A lunie cop could have committed the later, successful murder. The moon was swarming with them. The killer could have joined the swarm before or after the murder, given that we didn’t have an exact time of death.

But Laura had been at the desk the night Penzler was shot in his bath. Hadn’t she? When had she come on duty? Would she have had time to go outside for a folding mirror? The killer had been in a hurry that night …

“Hamilton?”

“Sorry. Yeah, I’ve got suspects, but I still don’t have a disappearing mirror.”

“This isn’t a courtroom.”

“I know. Keep thinking about the mirror. I’m not a lunie; I’m handicapped.”


I returned to my room after the afternoon session.

Outside my window the dreadful alien light of lunar noon was somewhat softened by filter elements in the window. It was still too bright. I tried commands on the window until I got it dimmed a bit.

By now I could have picked out the tilted rock while blind drunk. A hundred ninety yards away … Chris had seen a human figure three to four hundred meters away, past the tilted rock. I looked out at the tilted rock and tried to recall the darkness of a week ago, when Chris Penzler had glimpsed … what?

An image in a mirror?

The distances were close enough. One hundred ninety meters to a mirror on the tilted rock, another hundred ninety back. Chris had said three to four hundred meters. More reason to think he’d seen a lunie. A lunie taller than the Belters Penzler was used to would seem closer.

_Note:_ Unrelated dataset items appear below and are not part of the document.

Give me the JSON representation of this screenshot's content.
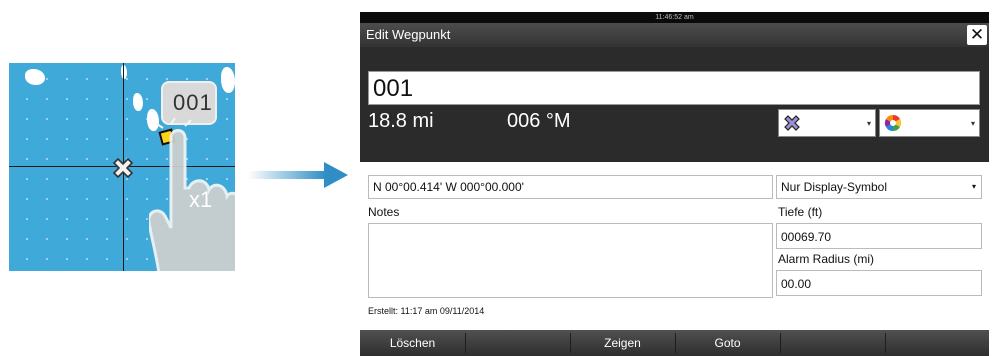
{
  "illustration": {
    "popup_text": "001",
    "tap_label": "x1"
  },
  "device": {
    "status_time": "11:46:52 am",
    "dialog_title": "Edit Wegpunkt",
    "close_symbol": "✕",
    "waypoint_name": "001",
    "distance": "18.8 mi",
    "bearing": "006 °M",
    "symbol_icon": "waypoint-cross-icon",
    "color_icon": "color-wheel-icon",
    "coordinates": "N 00°00.414'  W 000°00.000'",
    "display_mode": "Nur Display-Symbol",
    "notes_label": "Notes",
    "notes_value": "",
    "depth_label": "Tiefe (ft)",
    "depth_value": "00069.70",
    "alarm_label": "Alarm Radius (mi)",
    "alarm_value": "00.00",
    "created": "Erstellt: 11:17 am  09/11/2014",
    "buttons": {
      "delete": "Löschen",
      "show": "Zeigen",
      "goto": "Goto"
    }
  },
  "colors": {
    "map_water": "#3fa9d9",
    "arrow": "#2f8fc4",
    "dialog_dark": "#2b2b2b"
  }
}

He’d gone out to look at the tilted rock. Had he found what he was after before someone had found him? Probably not; he’d left us only a puzzle written in frozen blood.

Alan Watson and I hadn’t found much, either …

My phone was calling me.

It was Boone. “The court has ordered the lady revived,” he told me. “She’s already out. She’ll be returned to Hovestraydt City around noon tomorrow. I was told she would need to recuperate overnight in the Copernicus hospital.”

Why? But she was out; that was what counted. “Is she awake now?”

“Yes, I’ve talked to her.”

“Okay, I’ll—”

“Please don’t call her, Hamilton. She sounded tired. She wouldn’t give me visual.”

“Um. Okay. What’s the situation with apartments?